The headmaster rushed his students out of their classrooms in the northern town of Charikar after they smelt an unusual odor and started feeling nauseous and dizzy, a 17-year-old victim told Reuters from her hospital bed.
"I am pretty sure whoever has done this is against education for girls, but I strongly ask the parents not to be discouraged by such brutal action and send their children to school," said Noor Jahan, a ninth grader at Ura Jalili Girls' High School.
In another room a mother sat beside her unconscious daughter's bed, crying and rubbing the girl's forehead. Around her lay several dazed and pale schoolmates.
"I was in a lesson when suddenly two classmates lost consciousness and collapsed," said Nabila, a 21-year-old in one of the beds. Years of war and unrest mean children often finish school late in Afghanistan.
She said the room had filled with an odor like insecticide at around 11 a.m., and some girls started vomiting.
Police declined to comment.
The incident comes barely two weeks after a mystery poisoning at another girls' school in the same town, which produced similar symptoms, although victims of the first incident said they did not remember an unusual smell.
There have been no clues as to the type of gas used in either case. Blood samples have been sent to the nearby U.S. Bagram airbase but results have not yet come back from the first incident.
Attacks on girls schools have increased in the past year, particularly in the east and south of the country, as a Taliban insurgency has gathered momentum.
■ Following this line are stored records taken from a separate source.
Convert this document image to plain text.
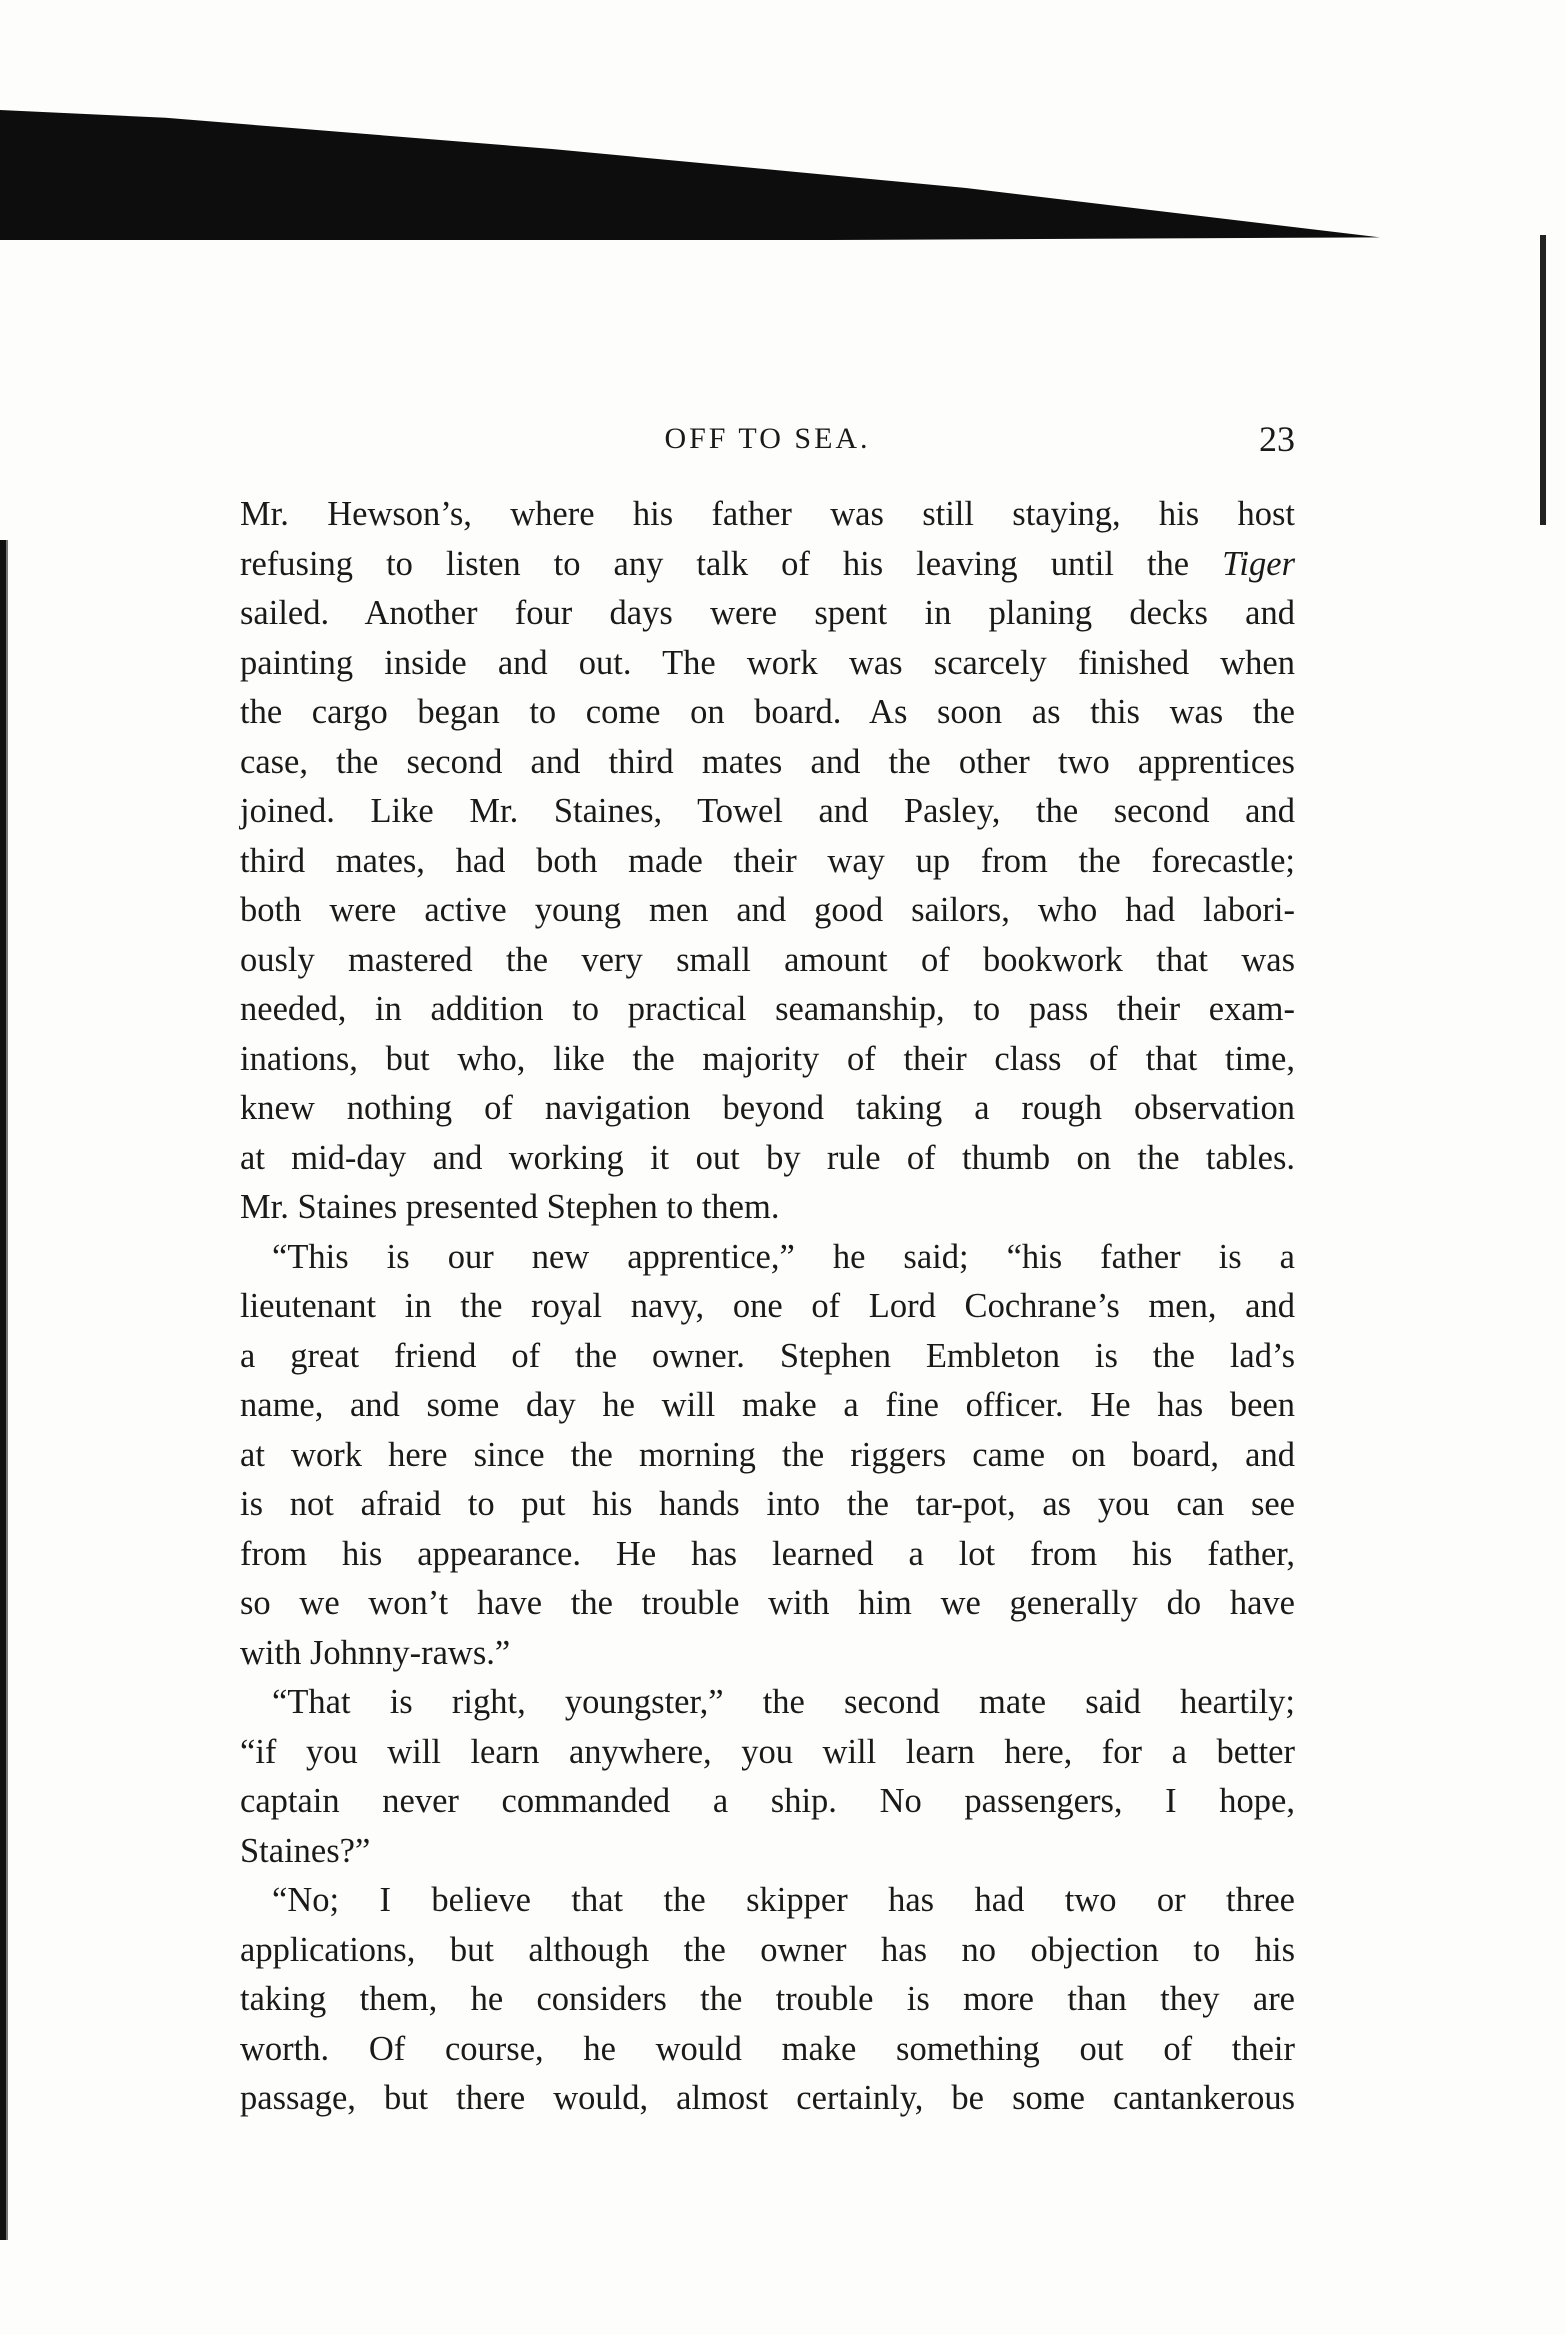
OFF TO SEA.	23
Mr. Hewson’s, where his father was still staying, his host
refusing to listen to any talk of his leaving until the Tiger
sailed. Another four days were spent in planing decks and
painting inside and out. The work was scarcely finished when
the cargo began to come on board. As soon as this was the
case, the second and third mates and the other two apprentices
joined. Like Mr. Staines, Towel and Pasley, the second and
third mates, had both made their way up from the forecastle;
both were active young men and good sailors, who had labori-
ously mastered the very small amount of bookwork that was
needed, in addition to practical seamanship, to pass their exam-
inations, but who, like the majority of their class of that time,
knew nothing of navigation beyond taking a rough observation
at mid-day and working it out by rule of thumb on the tables.
Mr. Staines presented Stephen to them.
“This is our new apprentice,” he said; “his father is a
lieutenant in the royal navy, one of Lord Cochrane’s men, and
a great friend of the owner. Stephen Embleton is the lad’s
name, and some day he will make a fine officer. He has been
at work here since the morning the riggers came on board, and
is not afraid to put his hands into the tar-pot, as you can see
from his appearance. He has learned a lot from his father,
so we won’t have the trouble with him we generally do have
with Johnny-raws.”
“That is right, youngster,” the second mate said heartily;
“if you will learn anywhere, you will learn here, for a better
captain never commanded a ship. No passengers, I hope,
Staines?”
“No; I believe that the skipper has had two or three
applications, but although the owner has no objection to his
taking them, he considers the trouble is more than they are
worth. Of course, he would make something out of their
passage, but there would, almost certainly, be some cantankerous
When the austere Islamists were in power in Kabul, they banned women from work and schools.
Forty-eight students were affected in the latest incident, although none were in critical condition, the head of the hospital told Reuters.
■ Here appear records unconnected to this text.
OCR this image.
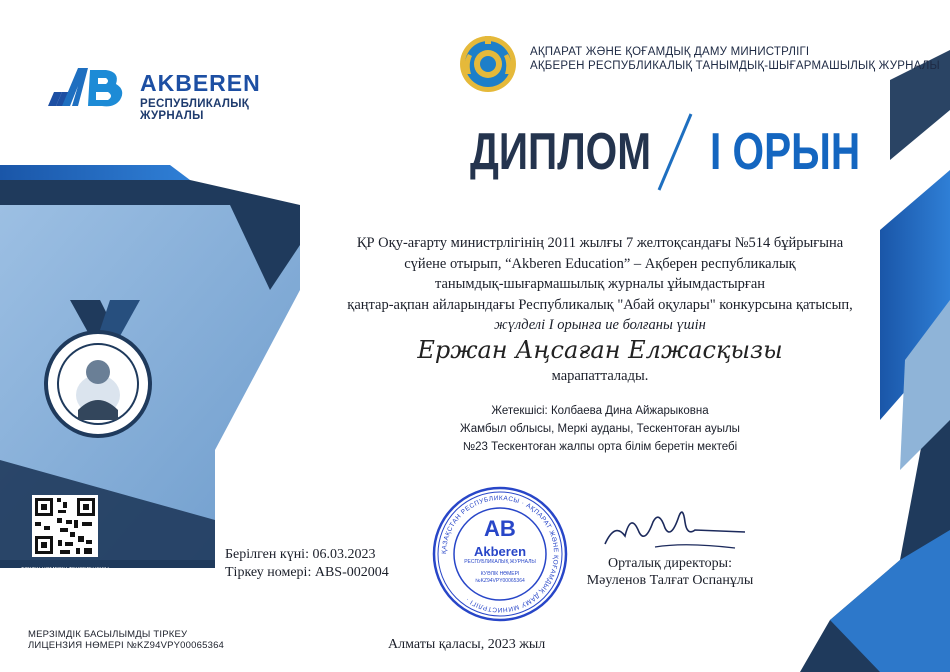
AKBEREN
РЕСПУБЛИКАЛЫҚ ЖУРНАЛЫ
АҚПАРАТ ЖӘНЕ ҚОҒАМДЫҚ ДАМУ МИНИСТРЛІГІ
АҚБЕРЕН РЕСПУБЛИКАЛЫҚ ТАНЫМДЫҚ-ШЫҒАРМАШЫЛЫҚ ЖУРНАЛЫ
ДИПЛОМ І ОРЫН
ҚР Оқу-ағарту министрлігінің 2011 жылғы 7 желтоқсандағы №514 бұйрығына
сүйене отырып, “Akberen Education” – Ақберен республикалық
танымдық-шығармашылық журналы ұйымдастырған
қаңтар-ақпан айларындағы Республикалық "Абай оқулары" конкурсына қатысып,
жүлделі І орынға ие болғаны үшін
Ержан Аңсаған Елжасқызы
марапатталады.
Жетекшісі: Колбаева Дина Айжарыковна
Жамбыл облысы, Меркі ауданы, Тескентоған ауылы
№23 Тескентоған жалпы орта білім беретін мектебі
Берілген күні: 06.03.2023
Тіркеу номері: ABS-002004
ҚАЗАҚСТАН РЕСПУБЛИКАСЫ · АҚПАРАТ ЖӘНЕ ҚОҒАМДЫҚ ДАМУ МИНИСТРЛІГІ ·
AB
Akberen
РЕСПУБЛИКАЛЫҚ ЖУРНАЛЫ
КУӘЛІК НӨМЕРІ
№KZ94VPY00065364
Орталық директоры:
Мәуленов Талғат Оспанұлы
ТІРКЕУ НӨМЕРІН ТЕКСЕРУ ҮШІН
QR КОДТЫ СКАНЕРЛЕҢІЗ
МЕРЗІМДІК БАСЫЛЫМДЫ ТІРКЕУ
ЛИЦЕНЗИЯ НӨМЕРІ №KZ94VPY00065364	Алматы қаласы, 2023 жыл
"This is a very serious issue not only for us but for all parents with children in school," said Khalil Farhangi, a doctor.
Dozens of distraught parents gathered at the hospital and tried to push their way through a police cordon to check on their children.
"I want to see my daughter, I don't know what condition she is in now," said vegetable seller Noor Agha. "What will she do about education in the future, when her life is in danger?" the distraught father added.
Last year a group of schoolgirls in Kandahar had acid thrown in their faces by men who objected to them attending school.